Ужин стал роковым
— Ты что, с ума сошёл окончательно? — Тамара швырнула салфетку, едва не опрокинув бокал. — Пригласить её сюда, в наш же дом!
— Тома, успокойся, — Николай нервно поправил галстук. — Ничего особенного. Просто рабочий разговор.
— Рабочий? — голос её взвизгнул. — За полночь? Со свечами и шампанским?
— Мы новый проект согласовывали…
— Какой ещё проект, Коля? С этой… с этой Светланой Николаевной?
Николай отвел взгляд. На столе всё ещё стояли тарелки — он ведь старался, готовил пельмени, хотел порадовать супругу. И всё прахом пошло из-за одного звонка.
Тамара всталасилась расхаживать по кухне. Сорок три, а всё ещё молодая. Стройная, ухоженная, никогда не запускала себя. Николай гордился женой перед друзьями.
— Слушай сюда, — она замерла перед ним, упёршись руками в бока. — Я не дура, хоть ты, видать, так решил. Эта девчонка звонит без конца, ты на работе ночуешь, а домой приходишь в её духах.
— Том, ты всё приумножаешь…
— Приумножаю? — она выхватила из кармана телефон. — А это что? Пятнадцать пропущенных за сутки!
Николай побледнел. Забыл, что Тамара видит вызовы через общий профиль.
— По делу звонила…
— По делу! — Тамара горько фыркнула. — В выходные, среди ночи! Какое такое срочное дело?
Николай молча крутил вилку. Двадцать два года брака, а он никогда не видел жену в таком исступлении. Даже когда деньги были туго, когда мать её болела, Тамара держалась стойко. Теперь же она срывалась.
— Коля, — голос её стал тише, но защемил сердце, — я же всё вижу. Ты в нее влюбился.
— Нет, — покачал он головой, и самому звучало фальшиво.
— Не лги! Себе не лги! Двадцать два года бок о бок, думаешь, не замечу? Ты весь светишься, когда звонит. Глаза горят перед работой. А дома…
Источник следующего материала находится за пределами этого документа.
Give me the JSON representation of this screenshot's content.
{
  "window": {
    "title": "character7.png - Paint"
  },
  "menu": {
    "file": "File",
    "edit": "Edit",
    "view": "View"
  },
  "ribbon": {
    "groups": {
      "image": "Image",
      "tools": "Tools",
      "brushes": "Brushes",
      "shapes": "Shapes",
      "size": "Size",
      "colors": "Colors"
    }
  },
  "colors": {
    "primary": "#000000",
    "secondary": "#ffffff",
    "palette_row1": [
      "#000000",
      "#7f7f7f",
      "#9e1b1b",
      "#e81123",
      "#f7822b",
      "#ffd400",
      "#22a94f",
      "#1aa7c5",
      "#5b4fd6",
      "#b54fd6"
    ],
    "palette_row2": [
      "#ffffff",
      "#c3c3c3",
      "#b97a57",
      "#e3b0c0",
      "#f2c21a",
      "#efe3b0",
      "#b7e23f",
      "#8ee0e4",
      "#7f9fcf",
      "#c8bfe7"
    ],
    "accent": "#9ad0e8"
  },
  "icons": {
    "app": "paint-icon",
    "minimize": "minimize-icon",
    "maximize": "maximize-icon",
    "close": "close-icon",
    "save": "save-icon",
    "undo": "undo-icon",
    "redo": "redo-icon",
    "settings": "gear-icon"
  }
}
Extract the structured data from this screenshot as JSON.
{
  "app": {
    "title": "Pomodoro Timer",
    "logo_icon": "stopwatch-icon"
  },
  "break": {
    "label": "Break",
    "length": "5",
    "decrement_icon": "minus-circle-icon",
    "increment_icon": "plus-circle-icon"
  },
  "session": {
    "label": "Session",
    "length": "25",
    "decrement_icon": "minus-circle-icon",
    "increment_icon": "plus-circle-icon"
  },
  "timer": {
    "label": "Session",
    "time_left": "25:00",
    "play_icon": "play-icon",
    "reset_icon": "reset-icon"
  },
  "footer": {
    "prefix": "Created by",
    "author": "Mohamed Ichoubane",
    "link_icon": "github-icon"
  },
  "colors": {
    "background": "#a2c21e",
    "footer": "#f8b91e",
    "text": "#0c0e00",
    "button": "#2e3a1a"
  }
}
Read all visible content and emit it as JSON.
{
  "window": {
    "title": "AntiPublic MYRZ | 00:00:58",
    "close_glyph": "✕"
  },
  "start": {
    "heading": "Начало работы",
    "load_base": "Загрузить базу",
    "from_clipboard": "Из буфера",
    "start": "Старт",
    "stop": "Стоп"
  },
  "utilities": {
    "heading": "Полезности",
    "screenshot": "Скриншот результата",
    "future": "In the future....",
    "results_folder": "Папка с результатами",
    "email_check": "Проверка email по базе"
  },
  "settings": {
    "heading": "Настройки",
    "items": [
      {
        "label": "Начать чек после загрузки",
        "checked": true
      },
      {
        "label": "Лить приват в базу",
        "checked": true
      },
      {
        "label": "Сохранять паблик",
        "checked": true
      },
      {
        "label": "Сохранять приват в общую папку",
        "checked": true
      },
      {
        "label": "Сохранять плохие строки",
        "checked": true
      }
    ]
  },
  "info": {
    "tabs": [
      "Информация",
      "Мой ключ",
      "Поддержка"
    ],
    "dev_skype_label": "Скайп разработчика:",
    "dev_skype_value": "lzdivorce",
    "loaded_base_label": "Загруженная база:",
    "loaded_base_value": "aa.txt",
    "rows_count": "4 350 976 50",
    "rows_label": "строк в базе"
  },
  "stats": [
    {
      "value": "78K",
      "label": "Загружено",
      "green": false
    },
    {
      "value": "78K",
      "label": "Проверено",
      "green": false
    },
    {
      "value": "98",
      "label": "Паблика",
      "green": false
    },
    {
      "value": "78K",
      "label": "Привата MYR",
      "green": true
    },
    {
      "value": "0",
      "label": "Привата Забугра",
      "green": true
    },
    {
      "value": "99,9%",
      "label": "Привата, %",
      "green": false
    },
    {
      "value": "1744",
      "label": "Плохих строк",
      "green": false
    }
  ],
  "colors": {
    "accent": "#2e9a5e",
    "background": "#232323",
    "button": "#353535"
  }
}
Тамара не договорила, но Николай понял. Дома он хмурился, раздражался. Дом стал казаться скучным рядом с офисом, где была Светлана.
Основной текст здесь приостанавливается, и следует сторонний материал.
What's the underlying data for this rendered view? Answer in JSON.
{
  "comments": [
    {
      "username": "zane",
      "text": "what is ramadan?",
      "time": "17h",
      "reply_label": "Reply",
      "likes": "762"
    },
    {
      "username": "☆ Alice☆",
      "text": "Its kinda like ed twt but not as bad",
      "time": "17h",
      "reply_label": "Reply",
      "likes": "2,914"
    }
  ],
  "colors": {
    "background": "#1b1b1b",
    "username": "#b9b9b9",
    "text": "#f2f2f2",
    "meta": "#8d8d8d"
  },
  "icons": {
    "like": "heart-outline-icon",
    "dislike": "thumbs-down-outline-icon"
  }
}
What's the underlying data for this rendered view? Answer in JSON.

— Том, давай мирно, — попросил он.
— О чём? — она опустилась напротив. — О том, как ты изменился? О том, что я для тебя невидимка? О том, что настоящих слов у нас уже месяц нет?
Николай пристально посмотрел на жену. Когда он в последний искренне спросил о её дела? Все мысли были заняты Светланой.
— Молодая? — тихо спросила Тамара.
— Какое дело?
— Сколько ей, Коля?
— Двадцать восемь.
Тамара кивнула, будто худшее подтвердилось.
— Ясно. А мне сорок три. Старухой стала.
— Чушь порешь.
— Чушь? — она подошла к прихожему зеркалу. — Взгляни, Коля. Морщинки у глаз, седина, которую прячу. А она молода, красива, без детей, без груза.
— У нас ведь тоже нет, — напомнил Николай.
— Нет, — согласилась Тамара. — Моя вина. Не смогла родить.
— Том, не надо так…
— Надо! Пора высказать! Пятнадцать лет вину ношу. Увижу ребёнка — думаю, вдруг Коля меня за это винит? Вдруг он уйти хочет к той, что родит?
Николай шагнул вперёд, чтобы обнять, но она отпрянула.
— Не нужно. Скажи честно: любишь её?
Повисла тишина. Николай смотрел в пол. Тикали настенные часы, купленные когда-то на третье лето совместной жизни.
— Не знаю, — выдавил он.
— Не знаешь или страшно признаться?
— Том, всё запутано…
— А мне ясно, — она села за стол, сложив руки. — Либо я, либо она. Третьего не дано.
Николай опустился рядом. Мысли путались. С одной стороны — жена, прожитая жизнь, её поддержка при открытии дела. С другой — Светлана, ворвавшаяся полгода назад и всё перевернувшая.
— А что чувствуешь, когда она рядом? — допытывалась Тамара. — Что с тобой?
— Я… я снова молодой, — признал он. — Будто мне двадцать пять.
— А со мной?
— С тобой я чувствую себя просто мужем.
— И это плохо?
— Нет. Но… обыденно.
Тамара кивнула, словно главный ответ получила.
— Значит, я обуза.
— Не обуза. Ты прекрасная жена, Том. Лучшая.
— Но не любимая.
Николай
За дверью он долго стоял в подъезде, прижавшись лбом к холодной стене, не зная, куда теперь идти, а главное — зачем, чувствуя на плечах невыносимую тяжесть утраченных лет.